Top Tips – Canadian Citizenship Test

Top Tips – Canadian Citizenship Test

Seeking Canadian Citizenship?

1. Don’t apply for Canadian Citizenship until you have reached the 1095 days residency (3 full years). One candidate who took the Canadian Citizenship test the same day as myself, was called out by the interviewing officer that he had submitted his application in advance, but post dated the signatory page. He was referred to a Citizenship Judge, but it was made clear to him that he risked disqualification and would need to start the application process from the start. Check if you’re entitled to apply using the residency calculator on the CIC website.

2. When completing the application ensure you check its completeness and accuracy. On the day of the test, each candidate is called up to an immigration officer and any discrepancies or inaccuracies are reviewed with you. The most prevalent was the completeness of your travel since arriving in Canada. The officer reviewed each of the stamps in my passport to the listing I had provided in the application.

3. When the Government says it is going to take 18 months to process they mean it. If you are concerned that your package may have gone missing, it is worth calling the processing office and confirming its receipt. You will probably not hear formally on your application for several months.

4. On the day of the test (16 months after applying for me) make sure you take all the relevant documents that you included in the original application. They are very strict, especially as it relates to your original landing documents. There were several applicants referred to the Citizenship Judge for forgetting their documents, resulting in further delays to their application.
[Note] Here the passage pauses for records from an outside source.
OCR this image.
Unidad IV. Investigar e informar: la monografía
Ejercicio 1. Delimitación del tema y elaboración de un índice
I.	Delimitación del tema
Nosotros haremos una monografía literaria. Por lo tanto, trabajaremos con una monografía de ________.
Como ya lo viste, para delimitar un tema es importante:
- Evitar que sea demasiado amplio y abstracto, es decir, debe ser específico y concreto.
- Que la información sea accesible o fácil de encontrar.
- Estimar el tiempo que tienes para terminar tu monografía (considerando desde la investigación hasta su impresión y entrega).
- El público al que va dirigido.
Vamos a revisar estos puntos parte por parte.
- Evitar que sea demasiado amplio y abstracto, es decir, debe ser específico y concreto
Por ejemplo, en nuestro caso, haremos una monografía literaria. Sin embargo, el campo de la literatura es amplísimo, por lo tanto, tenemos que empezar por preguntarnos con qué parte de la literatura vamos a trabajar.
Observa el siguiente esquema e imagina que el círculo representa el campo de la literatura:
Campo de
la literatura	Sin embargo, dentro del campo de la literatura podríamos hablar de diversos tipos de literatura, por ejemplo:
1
5. Do not underestimate the Canadian Citizenship test, even a Canadian who has lived all their life in Canada would need to review the Discover Canada Guide. I discovered that completing a variety of the practice tests in the book, online and using an iPad application really helped. One of the main subjects is ‘voting’, and it’s worth ensuring you fully understand the voting system in Canada.
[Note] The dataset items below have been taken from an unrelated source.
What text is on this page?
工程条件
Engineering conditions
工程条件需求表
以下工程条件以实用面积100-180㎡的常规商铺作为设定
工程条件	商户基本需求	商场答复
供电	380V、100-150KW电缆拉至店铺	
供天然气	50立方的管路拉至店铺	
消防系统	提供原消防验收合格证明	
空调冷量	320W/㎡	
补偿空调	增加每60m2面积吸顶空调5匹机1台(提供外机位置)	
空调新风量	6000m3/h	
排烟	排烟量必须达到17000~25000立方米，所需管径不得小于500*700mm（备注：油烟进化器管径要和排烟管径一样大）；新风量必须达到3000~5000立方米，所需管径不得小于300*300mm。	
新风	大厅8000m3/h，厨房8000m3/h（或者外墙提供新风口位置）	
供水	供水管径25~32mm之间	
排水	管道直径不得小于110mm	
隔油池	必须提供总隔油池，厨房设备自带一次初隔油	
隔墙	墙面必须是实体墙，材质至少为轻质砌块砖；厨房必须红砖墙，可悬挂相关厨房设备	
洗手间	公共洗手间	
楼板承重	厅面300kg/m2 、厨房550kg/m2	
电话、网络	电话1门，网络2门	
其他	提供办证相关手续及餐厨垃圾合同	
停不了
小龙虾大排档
6. Do not confuse the time you need to answer the exam with how long you will be at your test appointment. If your exam starts at 9am, be prepared to attend for up to 3 hours. The appointment broke down in to three areas, i) A Citizenship Officer reviews everyone’s application ii) You are constantly being monitored to determine the level of your language skills, especially when you are reviewing your file and, iii) The test itself. Therefore, make sure you leave plenty of money in the parking meter, as the tickets in a federal parking lot are for some reason higher.

7. Check your answers. I was able to breeze through the exam in 10 minutes. However, when I checked the answers the first time, I had for several of the questions responded incorrectly because I had put the answer in the wrong answer box. I encourage you to take the time to check your answers, no matter how confident you feel.

8. You can expect to wait a month or so before you hear of your invitation to a Canadian Citizenship ceremony. My understanding is that if you failed the exam you are called for an interview or invited to complete another test.

9. On the day of your Canadian Citizenship Ceremony (18 months after applying for me) you can invite your family and friends to join you. This was a piece of information I could not find anywhere, and while one would assume it was okay it was not answered anywhere. You have a designated seat with your fellow celebrants and your family and friends will be invited to sit in the surrounding seats. Once again make sure you have original application documents including; your landing form, permanent residence (“PR”) card and your photo identification. You will hand in your PR card as you enter the courtroom.

10. Your family and friends can video and take pictures during the ceremony which last approx two hours. The only exception is there being no filming or photography during the Oath.